Preclinical studies suggest that pyrimidines have antidepressant properties (Carlezon et al. 2002, 2005). Studies of pyrimidines in adults with bipolar disorder have been promising as monotherapy (Repligen 2006, 2008; Jensen et al. 2008) and as an adjunct to valproate (Yoon et al. 2009). Notably, participants treated with cytidine + valproate in the latter study experienced a rapid improvement in depressive symptoms in weeks 1–4, when compared with placebo + valproate patients. This phenomenon was echoed in our study, in which participants reported a decline in depressive symptoms within the first 2 weeks of treatment.

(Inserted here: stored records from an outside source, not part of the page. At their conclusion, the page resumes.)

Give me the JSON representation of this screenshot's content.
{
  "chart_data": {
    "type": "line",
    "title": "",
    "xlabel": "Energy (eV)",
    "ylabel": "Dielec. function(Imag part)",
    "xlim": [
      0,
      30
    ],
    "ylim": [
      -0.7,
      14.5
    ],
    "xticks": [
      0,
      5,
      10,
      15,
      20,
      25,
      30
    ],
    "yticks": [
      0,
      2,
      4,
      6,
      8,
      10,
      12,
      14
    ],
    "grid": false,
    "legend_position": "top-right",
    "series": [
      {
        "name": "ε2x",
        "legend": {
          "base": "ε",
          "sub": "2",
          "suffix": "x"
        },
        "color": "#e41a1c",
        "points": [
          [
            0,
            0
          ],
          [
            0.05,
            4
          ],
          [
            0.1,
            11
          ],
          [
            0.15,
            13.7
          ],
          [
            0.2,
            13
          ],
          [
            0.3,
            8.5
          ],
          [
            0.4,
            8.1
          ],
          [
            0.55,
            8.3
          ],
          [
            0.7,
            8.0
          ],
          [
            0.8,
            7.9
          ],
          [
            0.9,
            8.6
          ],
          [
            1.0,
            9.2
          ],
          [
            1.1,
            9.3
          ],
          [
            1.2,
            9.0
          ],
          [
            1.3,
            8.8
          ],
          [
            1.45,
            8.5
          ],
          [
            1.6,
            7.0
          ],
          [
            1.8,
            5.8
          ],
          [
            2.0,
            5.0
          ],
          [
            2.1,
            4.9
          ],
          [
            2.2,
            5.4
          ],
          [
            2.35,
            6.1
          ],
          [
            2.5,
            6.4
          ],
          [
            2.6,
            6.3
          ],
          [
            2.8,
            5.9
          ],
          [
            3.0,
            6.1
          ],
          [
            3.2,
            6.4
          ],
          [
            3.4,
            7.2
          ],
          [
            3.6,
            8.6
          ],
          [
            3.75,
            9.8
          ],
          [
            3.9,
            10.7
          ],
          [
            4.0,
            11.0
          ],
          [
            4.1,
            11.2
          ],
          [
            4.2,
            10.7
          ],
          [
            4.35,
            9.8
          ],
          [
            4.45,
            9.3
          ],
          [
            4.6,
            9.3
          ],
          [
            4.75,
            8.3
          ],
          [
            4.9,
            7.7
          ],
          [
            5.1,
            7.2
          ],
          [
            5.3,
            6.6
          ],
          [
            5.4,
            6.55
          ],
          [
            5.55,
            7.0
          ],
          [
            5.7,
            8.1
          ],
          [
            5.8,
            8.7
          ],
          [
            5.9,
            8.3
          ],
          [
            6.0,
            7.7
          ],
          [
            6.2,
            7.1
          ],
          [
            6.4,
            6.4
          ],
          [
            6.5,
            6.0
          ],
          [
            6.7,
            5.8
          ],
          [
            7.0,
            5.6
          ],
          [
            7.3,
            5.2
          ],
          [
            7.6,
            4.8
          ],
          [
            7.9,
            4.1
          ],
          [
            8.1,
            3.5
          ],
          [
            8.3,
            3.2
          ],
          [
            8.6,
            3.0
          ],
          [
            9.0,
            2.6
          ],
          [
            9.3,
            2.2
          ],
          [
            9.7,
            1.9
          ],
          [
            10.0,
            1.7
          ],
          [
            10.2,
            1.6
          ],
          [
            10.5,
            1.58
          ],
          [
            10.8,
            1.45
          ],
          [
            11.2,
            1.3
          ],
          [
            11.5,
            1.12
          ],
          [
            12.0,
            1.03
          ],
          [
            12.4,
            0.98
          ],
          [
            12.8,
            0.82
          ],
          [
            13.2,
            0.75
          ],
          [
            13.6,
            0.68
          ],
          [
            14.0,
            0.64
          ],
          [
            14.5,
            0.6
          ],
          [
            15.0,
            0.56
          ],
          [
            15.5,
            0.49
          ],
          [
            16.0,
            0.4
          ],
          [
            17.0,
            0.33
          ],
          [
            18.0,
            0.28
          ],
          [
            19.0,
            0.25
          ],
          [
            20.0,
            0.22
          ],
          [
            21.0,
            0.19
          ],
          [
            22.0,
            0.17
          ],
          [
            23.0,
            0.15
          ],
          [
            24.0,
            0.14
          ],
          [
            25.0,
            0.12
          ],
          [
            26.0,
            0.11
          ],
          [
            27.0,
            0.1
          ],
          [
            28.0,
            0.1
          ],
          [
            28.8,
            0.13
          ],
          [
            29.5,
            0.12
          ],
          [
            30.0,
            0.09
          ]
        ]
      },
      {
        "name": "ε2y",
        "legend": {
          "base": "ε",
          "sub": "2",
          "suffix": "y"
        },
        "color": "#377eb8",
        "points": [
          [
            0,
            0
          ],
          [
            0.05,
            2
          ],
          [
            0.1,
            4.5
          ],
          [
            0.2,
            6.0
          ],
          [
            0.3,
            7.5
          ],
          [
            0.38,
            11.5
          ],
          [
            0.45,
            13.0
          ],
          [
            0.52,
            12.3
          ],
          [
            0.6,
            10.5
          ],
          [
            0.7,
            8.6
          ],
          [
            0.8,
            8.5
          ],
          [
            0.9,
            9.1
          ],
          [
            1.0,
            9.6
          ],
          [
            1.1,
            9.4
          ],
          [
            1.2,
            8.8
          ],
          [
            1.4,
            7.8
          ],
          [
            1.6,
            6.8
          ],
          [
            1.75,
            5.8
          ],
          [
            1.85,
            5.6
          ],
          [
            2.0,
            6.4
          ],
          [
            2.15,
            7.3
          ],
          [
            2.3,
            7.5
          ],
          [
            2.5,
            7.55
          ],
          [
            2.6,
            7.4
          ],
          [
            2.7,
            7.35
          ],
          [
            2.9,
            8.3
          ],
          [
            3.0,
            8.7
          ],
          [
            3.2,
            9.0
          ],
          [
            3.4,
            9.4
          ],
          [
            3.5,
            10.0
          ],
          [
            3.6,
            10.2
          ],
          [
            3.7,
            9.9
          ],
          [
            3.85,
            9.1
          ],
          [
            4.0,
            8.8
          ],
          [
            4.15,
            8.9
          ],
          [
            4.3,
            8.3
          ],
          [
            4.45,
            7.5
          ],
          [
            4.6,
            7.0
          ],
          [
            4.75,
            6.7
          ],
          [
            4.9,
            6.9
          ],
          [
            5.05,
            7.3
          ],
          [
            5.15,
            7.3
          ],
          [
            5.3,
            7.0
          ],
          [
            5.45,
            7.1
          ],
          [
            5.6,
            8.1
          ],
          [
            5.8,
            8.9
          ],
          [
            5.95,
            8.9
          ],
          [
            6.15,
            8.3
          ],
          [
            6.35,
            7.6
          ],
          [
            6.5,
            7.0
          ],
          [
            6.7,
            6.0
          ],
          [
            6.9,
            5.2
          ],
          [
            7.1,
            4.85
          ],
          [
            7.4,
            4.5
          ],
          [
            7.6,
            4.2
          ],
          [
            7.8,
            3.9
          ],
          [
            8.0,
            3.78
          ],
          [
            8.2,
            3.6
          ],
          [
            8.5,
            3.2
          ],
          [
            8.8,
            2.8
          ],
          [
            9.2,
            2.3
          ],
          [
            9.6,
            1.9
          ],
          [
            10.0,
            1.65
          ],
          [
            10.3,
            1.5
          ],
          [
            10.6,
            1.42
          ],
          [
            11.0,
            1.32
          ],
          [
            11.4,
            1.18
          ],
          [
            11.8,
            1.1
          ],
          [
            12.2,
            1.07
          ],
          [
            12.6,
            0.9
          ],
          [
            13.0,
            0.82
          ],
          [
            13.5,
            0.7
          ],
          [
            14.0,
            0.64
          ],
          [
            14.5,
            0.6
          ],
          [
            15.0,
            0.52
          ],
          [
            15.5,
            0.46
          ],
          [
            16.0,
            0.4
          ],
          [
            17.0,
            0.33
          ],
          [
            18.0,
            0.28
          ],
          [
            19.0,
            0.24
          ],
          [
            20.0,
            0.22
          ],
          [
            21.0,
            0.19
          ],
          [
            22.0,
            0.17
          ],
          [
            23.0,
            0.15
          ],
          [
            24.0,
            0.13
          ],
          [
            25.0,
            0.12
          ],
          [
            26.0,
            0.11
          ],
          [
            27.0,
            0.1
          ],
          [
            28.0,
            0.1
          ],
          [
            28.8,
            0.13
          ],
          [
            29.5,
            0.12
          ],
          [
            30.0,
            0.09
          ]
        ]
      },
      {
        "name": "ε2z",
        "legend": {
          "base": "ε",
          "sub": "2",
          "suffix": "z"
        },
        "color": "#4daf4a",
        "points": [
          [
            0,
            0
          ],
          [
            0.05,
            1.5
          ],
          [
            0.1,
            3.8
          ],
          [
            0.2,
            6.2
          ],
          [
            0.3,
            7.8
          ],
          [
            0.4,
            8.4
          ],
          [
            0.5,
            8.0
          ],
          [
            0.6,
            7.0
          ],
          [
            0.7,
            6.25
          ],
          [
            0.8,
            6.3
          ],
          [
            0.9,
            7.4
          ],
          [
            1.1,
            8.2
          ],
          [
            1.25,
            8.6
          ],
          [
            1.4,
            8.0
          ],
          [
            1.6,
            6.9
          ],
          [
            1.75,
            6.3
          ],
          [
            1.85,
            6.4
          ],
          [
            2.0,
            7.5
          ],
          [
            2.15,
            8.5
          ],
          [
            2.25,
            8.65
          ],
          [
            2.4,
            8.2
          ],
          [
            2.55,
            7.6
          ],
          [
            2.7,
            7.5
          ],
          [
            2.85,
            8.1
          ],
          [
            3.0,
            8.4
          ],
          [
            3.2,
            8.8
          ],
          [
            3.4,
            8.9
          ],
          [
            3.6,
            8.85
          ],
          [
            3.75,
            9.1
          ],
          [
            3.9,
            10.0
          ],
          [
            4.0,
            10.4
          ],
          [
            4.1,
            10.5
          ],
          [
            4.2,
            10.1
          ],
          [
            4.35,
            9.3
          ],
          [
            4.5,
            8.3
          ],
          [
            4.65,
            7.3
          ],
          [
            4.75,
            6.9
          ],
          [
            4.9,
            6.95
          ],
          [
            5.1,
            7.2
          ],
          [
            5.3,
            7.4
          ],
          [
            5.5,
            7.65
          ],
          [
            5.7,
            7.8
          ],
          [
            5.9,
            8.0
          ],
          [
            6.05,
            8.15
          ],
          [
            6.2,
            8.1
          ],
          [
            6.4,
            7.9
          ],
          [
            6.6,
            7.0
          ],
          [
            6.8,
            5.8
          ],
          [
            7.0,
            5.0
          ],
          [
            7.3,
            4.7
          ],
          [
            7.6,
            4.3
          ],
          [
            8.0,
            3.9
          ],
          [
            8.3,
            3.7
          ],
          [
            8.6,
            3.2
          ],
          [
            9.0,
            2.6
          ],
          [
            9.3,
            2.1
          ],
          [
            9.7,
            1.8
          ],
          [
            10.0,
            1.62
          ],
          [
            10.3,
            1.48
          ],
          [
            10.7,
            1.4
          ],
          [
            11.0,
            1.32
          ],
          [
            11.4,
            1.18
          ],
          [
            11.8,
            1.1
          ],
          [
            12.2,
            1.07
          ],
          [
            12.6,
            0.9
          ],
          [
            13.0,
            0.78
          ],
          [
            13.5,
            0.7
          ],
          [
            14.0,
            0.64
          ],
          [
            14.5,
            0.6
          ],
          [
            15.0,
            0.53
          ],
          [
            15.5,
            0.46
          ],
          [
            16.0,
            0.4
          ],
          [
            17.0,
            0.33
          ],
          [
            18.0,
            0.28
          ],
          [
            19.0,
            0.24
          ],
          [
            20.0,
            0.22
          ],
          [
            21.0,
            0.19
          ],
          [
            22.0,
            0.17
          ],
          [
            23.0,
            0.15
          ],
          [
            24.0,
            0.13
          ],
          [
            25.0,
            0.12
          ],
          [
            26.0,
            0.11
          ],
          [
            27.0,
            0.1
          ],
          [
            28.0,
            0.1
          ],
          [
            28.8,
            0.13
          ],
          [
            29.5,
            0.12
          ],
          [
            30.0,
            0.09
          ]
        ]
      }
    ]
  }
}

Given the lack of an exclusion criterion for current psychotropic medications, one notable aspect of the study sample is that just two of seven participants were on concomitant medications. Possible reasons for this include inadequate access to care, patient and family preference, and treatment adherence. The latter has been found to be poor in naturalistic studies of adolescent bipolar disorder (Coletti et al. 2005; DelBello et al. 2007) and in research settings (Drotar et al. 2007). One study found that after hospital discharge on an atypical antipsychotic, 43% of adolescents had stopped the medication at the behest of a parent or physician (Pogge et al. 2005). This underscores the need for treatments with improved patient, parent, and physician acceptability. As a substance known to be present in human mother's milk and commercial infant formula, if proven effective, uridine may be more acceptable than current drugs to the parents and physicians of adolescents with bipolar disorder.
The limitations of this pilot case series include its small sample size, the absence of a blinded placebo control group, and the heterogeneity of the population under study. Future work will be designed to address these limitations.
Conclusions
In this pilot case series, uridine was efficacious and well tolerated by study participants. Rapid onset of action may be a distinguishing feature of uridine. Open-label studies are an initial step in testing a novel intervention, and these findings should be considered preliminary. Uridine should not enter clinical practice as a primary treatment for depressed adolescents with bipolar disorder until randomized placebo-controlled trials have been performed to confirm its efficacy.
Disclosures
Dr. Kondo, Dr. Sung, Ms. Hellem, Ms. Delmastro, Dr. Jeong, Dr. Kim, and Dr. Shi. have no pharmaceutical company consultantships, honoraria, stock ownership, stock options, gifts, vacations, equity interests, patent arrangements, or other vested financial interests to declare. Dr. Renshaw serves as a consultant to Kyowa Hakko, Novartis, and Roche. He has received research support from GlaxoSmithKline and Roche. He is an inventor on a patent application that describes the use of uridine as a treatment for bipolar disorder. This patent application has been assigned to McLean Hospital and is licensed to Repligen Corporation. The University of Utah manages conflicts of interest related to intellectual property. As part of this management, Dr. Renshaw did not evaluate any of the study participants at any point in time.
Footnotes
Acknowledgment
The authors gratefully acknowledge Dr. Kelly Posner, who granted permission to use the Columbia-Suicide Severity Rating Scale.
This work was supported by grant 5R01MH058681-08 from the National Institute of Mental Health to Dr. Renshaw, a NARSAD Young Investigator Award to Dr. Kondo, and by the Utah Science Technology and Research Initiative (USTAR).